The world is evolving at speed never saw before, where new trends and technologies are developed daily and incorporated into our everyday lives. This has an impact on many different areas, the real world and virtual reality continue to merge, and allied to this modern information and communication technologies are being combined with traditional industrial processes, thus changing the various production areas. Traditional companies have realized that customers are unwilling to pay large amounts for incremental quality improvements. As a consequence, many companies, especially the industries have to adapt their production with the focus on customized products and fast market time, always with lower cost and higher quality. Especially in recent years, with the progress made in this area, it is believed that we are experiencing the fourth industrial revolution.
When talking about this new revolution, also known as Industry 4.0, we are often talking about the introduction of modern communication and information control technologies, with increasingly intelligent devices. In a factory, it is sought to maximize the interoperability between all the different existing systems. This interoperability is the backbone of making a factory more flexible and intelligent, as different subsystems are now able to communicate and interact with each other. These changes are important steps to meet most of today’s industrial facility needs, such as the increasing demand for highly customized products, improving resource efficiency and higher throughput.
This article aims to propose briefly a service model for the Internet of things in an Industry 4.0 context. Therefore, cover the history of industrial evolution and to highlight that we live in a silent industrial revolution that is due to advances in several areas, especially Internet and Communication Technologies (ICT), and which areas lead these changes.
2 Service-Oriented Approach for Industrial Automation Systems
The traditional life cycle of products is decreasing specially high-technology products, with a short life on the market, a steep decline stage and the lack of a maturity stage. The change become constant and industrial companies should be ready for it. The Industry 4.0 concept brings the costumer as an active role in the life cycle of product.
To accomplish Industry 4.0 vision and concept, it is necessary to enlarge interconnectivity of Cyber-Physical Systems (CPS). According to Lee (2008), “CPS are integrations of computation and physical processes.
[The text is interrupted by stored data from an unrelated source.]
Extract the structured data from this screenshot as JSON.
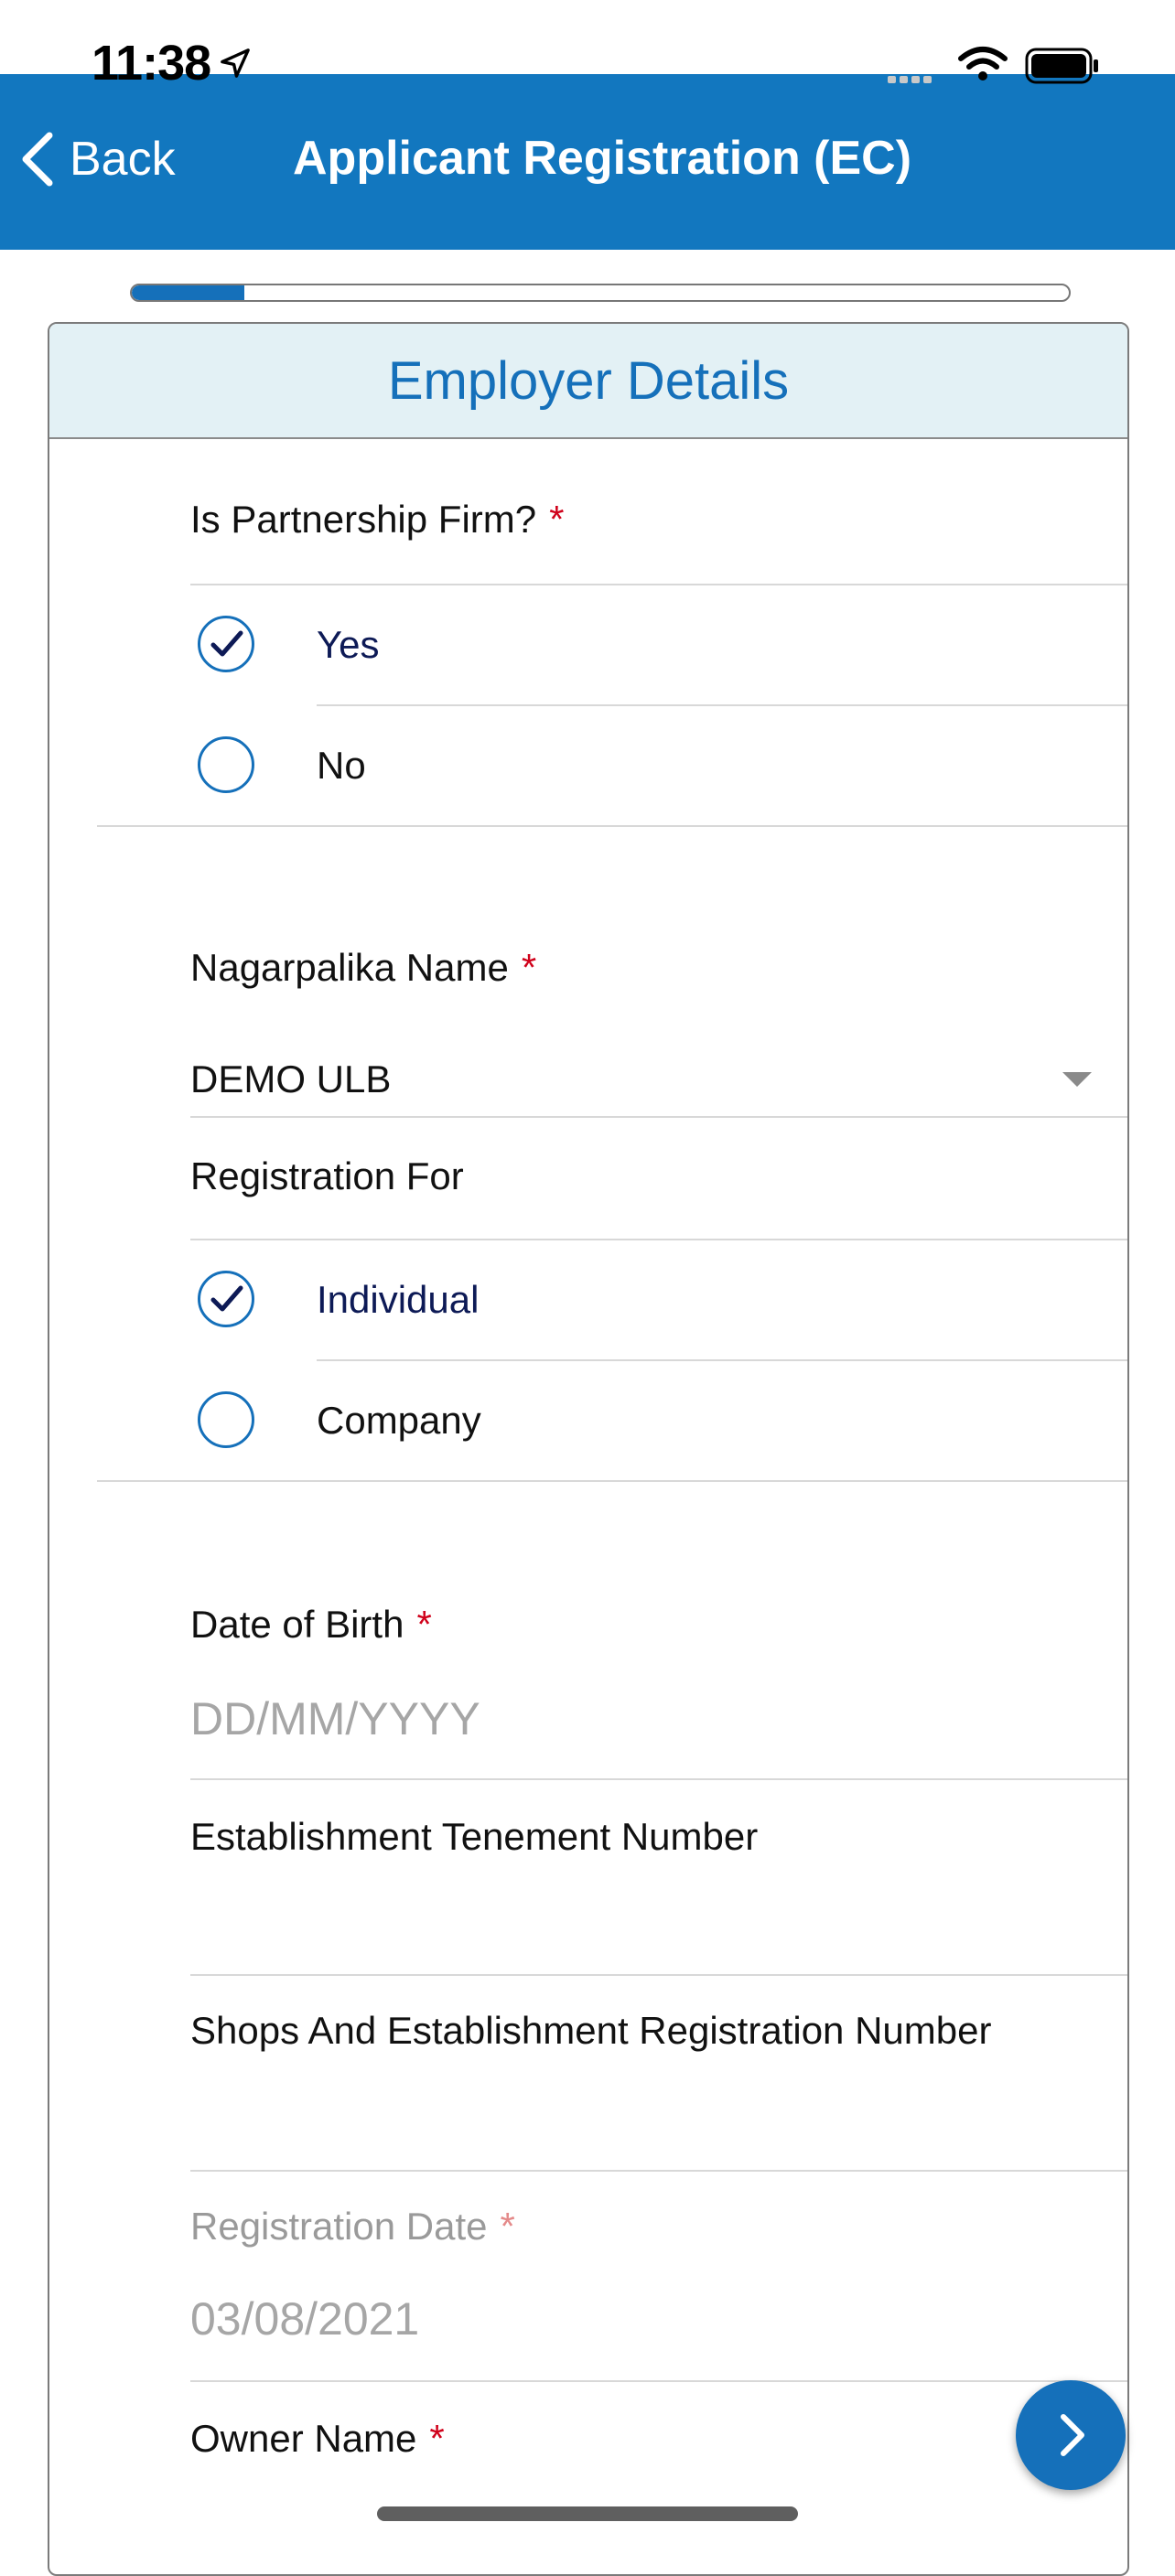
{
  "status_bar": {
    "time": "11:38",
    "icons": [
      "location-arrow-icon",
      "signal-icon",
      "wifi-icon",
      "battery-icon"
    ]
  },
  "nav": {
    "back_label": "Back",
    "title": "Applicant Registration (EC)"
  },
  "progress": {
    "fraction": 0.12
  },
  "card": {
    "title": "Employer Details"
  },
  "form": {
    "partnership": {
      "label": "Is Partnership Firm?",
      "required_mark": "*",
      "options": [
        {
          "label": "Yes",
          "selected": true
        },
        {
          "label": "No",
          "selected": false
        }
      ]
    },
    "nagarpalika": {
      "label": "Nagarpalika Name",
      "required_mark": "*",
      "value": "DEMO ULB"
    },
    "registration_for": {
      "label": "Registration For",
      "options": [
        {
          "label": "Individual",
          "selected": true
        },
        {
          "label": "Company",
          "selected": false
        }
      ]
    },
    "dob": {
      "label": "Date of Birth",
      "required_mark": "*",
      "placeholder": "DD/MM/YYYY"
    },
    "tenement": {
      "label": "Establishment Tenement Number",
      "value": ""
    },
    "shops_reg": {
      "label": "Shops And Establishment Registration Number",
      "value": ""
    },
    "registration_date": {
      "label": "Registration Date",
      "required_mark": "*",
      "value": "03/08/2021"
    },
    "owner_name": {
      "label": "Owner Name",
      "required_mark": "*"
    }
  },
  "colors": {
    "brand": "#1277bf",
    "accent": "#1570ba",
    "header_bg": "#e3f1f5",
    "required": "#d0021b"
  }
}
Embedded computers and networks monitor and control the physical processes, usually with feedback loops where physical processes affect computations and vice versa”. A low-coupling approach can allow these smart devices to an asymmetric communication between physical devices and with associated information counterparts or virtual devices. The vertical and rigid structure of traditional automation systems are not satisfactory anymore. SOA is an interesting approach to overcome these limitations.
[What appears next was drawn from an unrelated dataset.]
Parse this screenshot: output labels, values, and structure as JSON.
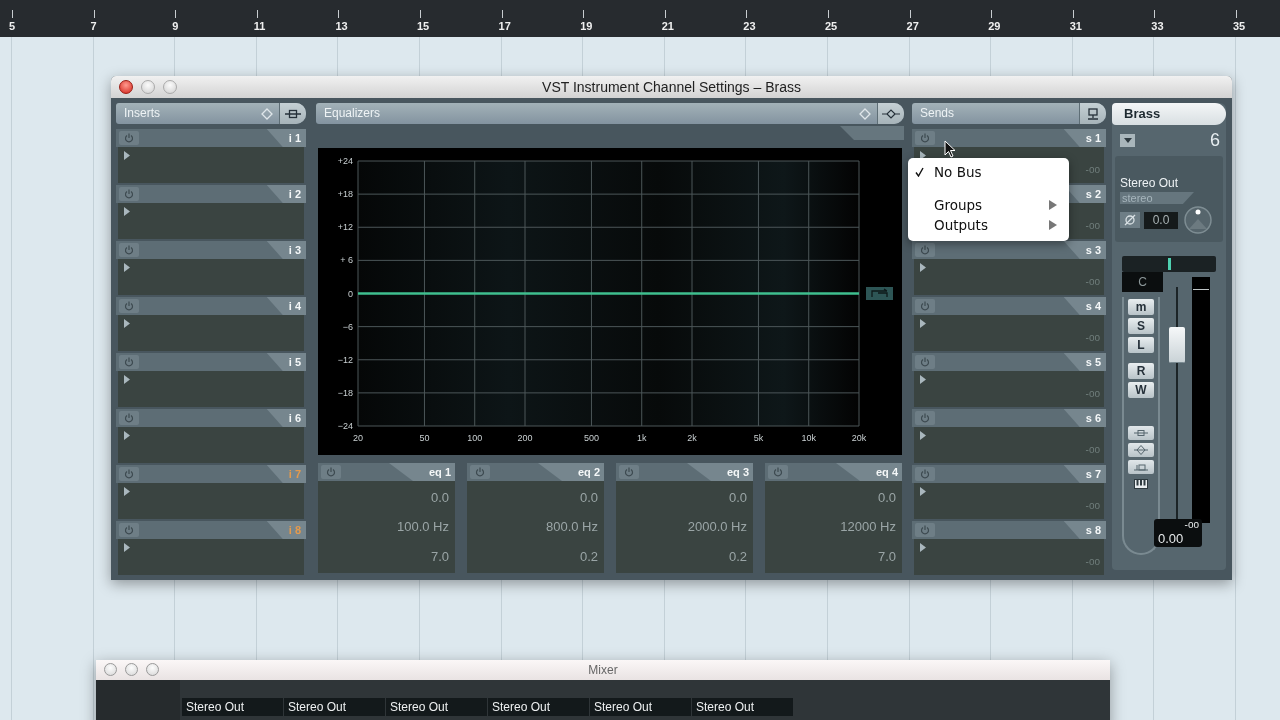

The need to overcome challenges in industrial and the need for constant innovation, which must be addressed and managed with the latest and best engineering and IT practices. Companies have the challenge of adapting their planning and manufacturing systems to produce in a more integrated, flexible, reconfigurable and with better collaboration (Moraes et al. 2015).
Originally from the IT area, focusing on high-level management alignment, Service-oriented Architecture (SOA) is currently a widely accepted approach for both business and enterprise systems integration. SOA promotes discovery, low coupling, abstraction, autonomy, and service composition that is based on open web standards and which can make an essential contribution to the field of industrial automation (Colombo 2013). SOA allows customers to access services without the knowledge or control over their actual implementation because it abstracts the complexity involved.
Service Oriented Architecture (SOA) is a paradigm that has rapidly grown as a standard solution for publishing and accessing information in an increasingly ubiquitous world with a ubiquitous Internet.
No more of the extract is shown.